Reconciling Subglacial Drainage Patterns on the Western Greenland Ice Sheet

Friday, 18 December 2015
Poster Hall (Moscone South)
Lauren C Andrews, University of Texas, Institute for Geophysics, Austin, TX, United States
The development and configuration of the subglacial hydraulic system under the ablation zone of the western Greenland Ice Sheet (GrIS) modulates seasonal surface-melt-driven perturbations in ice surface velocity. Following the onset of the summer melt season, elevated ice velocities gradually decrease, suggestive of inefficient drainage transitioning to an efficient channelized drainage system. This ice velocity pattern is observed throughout much of the ablation zone; however, recent work suggests that the development of ice-incised subglacial channels may be limited at higher elevations. This apparent incompatibility has yet to be extensively explored. In order to examine the role of subglacial channelization in determining the seasonal ice velocity pattern, we compare GPS-derived ice surface velocities from 2011 and modeled subglacial channel development using moulin locations, supraglacial melt production, and realistic ice and bed conditions from the Paakitsoq Region of the GrIS. In particular, we focus on the duration of early melt season high-pressures and associated elevated ice velocities.
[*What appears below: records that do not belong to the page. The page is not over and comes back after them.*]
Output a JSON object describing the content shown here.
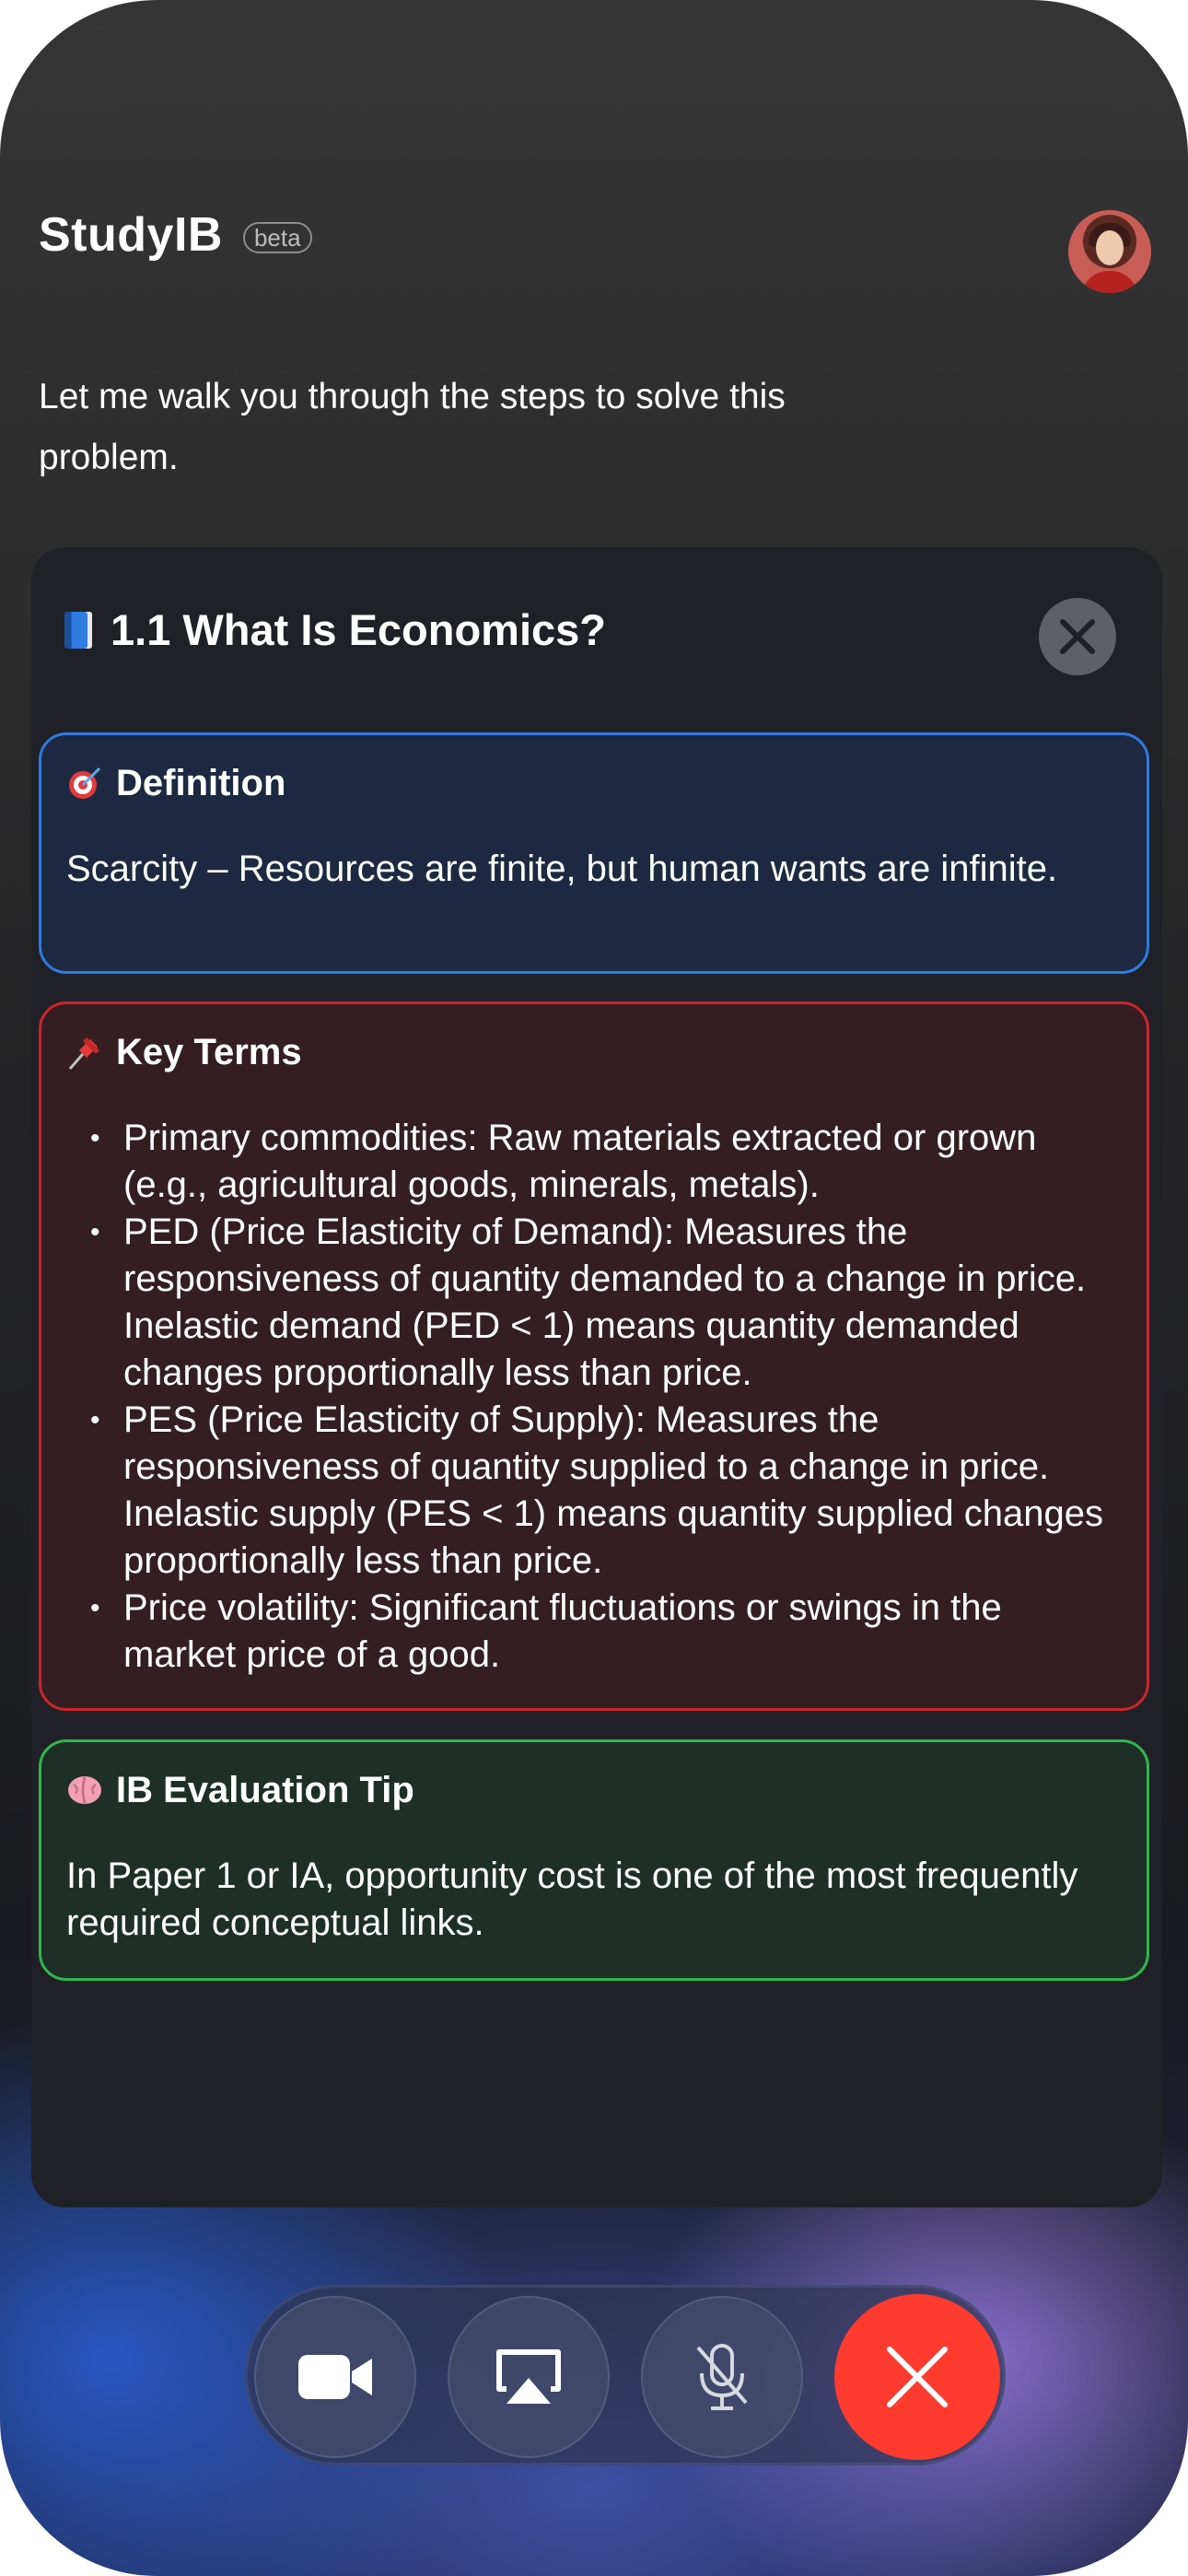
{
  "app": {
    "title": "StudyIB",
    "badge": "beta"
  },
  "user": {
    "avatar_alt": "user-avatar"
  },
  "message": {
    "intro": "Let me walk you through the steps to solve this problem."
  },
  "panel": {
    "title": "1.1 What Is Economics?",
    "title_icon": "book-icon",
    "close_icon": "close-icon"
  },
  "cards": {
    "definition": {
      "icon": "target-icon",
      "heading": "Definition",
      "text": "Scarcity – Resources are finite, but human wants are infinite.",
      "color": "#2f7ae3"
    },
    "key_terms": {
      "icon": "pushpin-icon",
      "heading": "Key Terms",
      "color": "#c9262b",
      "items": [
        "Primary commodities: Raw materials extracted or grown (e.g., agricultural goods, minerals, metals).",
        "PED (Price Elasticity of Demand): Measures the responsiveness of quantity demanded to a change in price. Inelastic demand (PED < 1) means quantity demanded changes proportionally less than price.",
        "PES (Price Elasticity of Supply): Measures the responsiveness of quantity supplied to a change in price. Inelastic supply (PES < 1) means quantity supplied changes proportionally less than price.",
        "Price volatility: Significant fluctuations or swings in the market price of a good."
      ]
    },
    "tip": {
      "icon": "brain-icon",
      "heading": "IB Evaluation Tip",
      "text": "In Paper 1 or IA, opportunity cost is one of the most frequently required conceptual links.",
      "color": "#32b64c"
    }
  },
  "call_controls": {
    "video_icon": "video-camera-icon",
    "airplay_icon": "airplay-icon",
    "mic_icon": "microphone-muted-icon",
    "end_icon": "end-call-icon",
    "end_color": "#ff3b30"
  }
}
We find that in near-terminus regions, the duration of modeled high pressures agrees with high GPS-observed ice velocities. Farther inland, this relationship weakens, suggesting that the observed deceleration may not be solely driven by subglacial channelization and is instead driven by other mechanisms. Our results also suggest that seasonal surface ice-velocity patterns are not solely indicative of local transitions in subglacial drainage between distributed and channelized networks.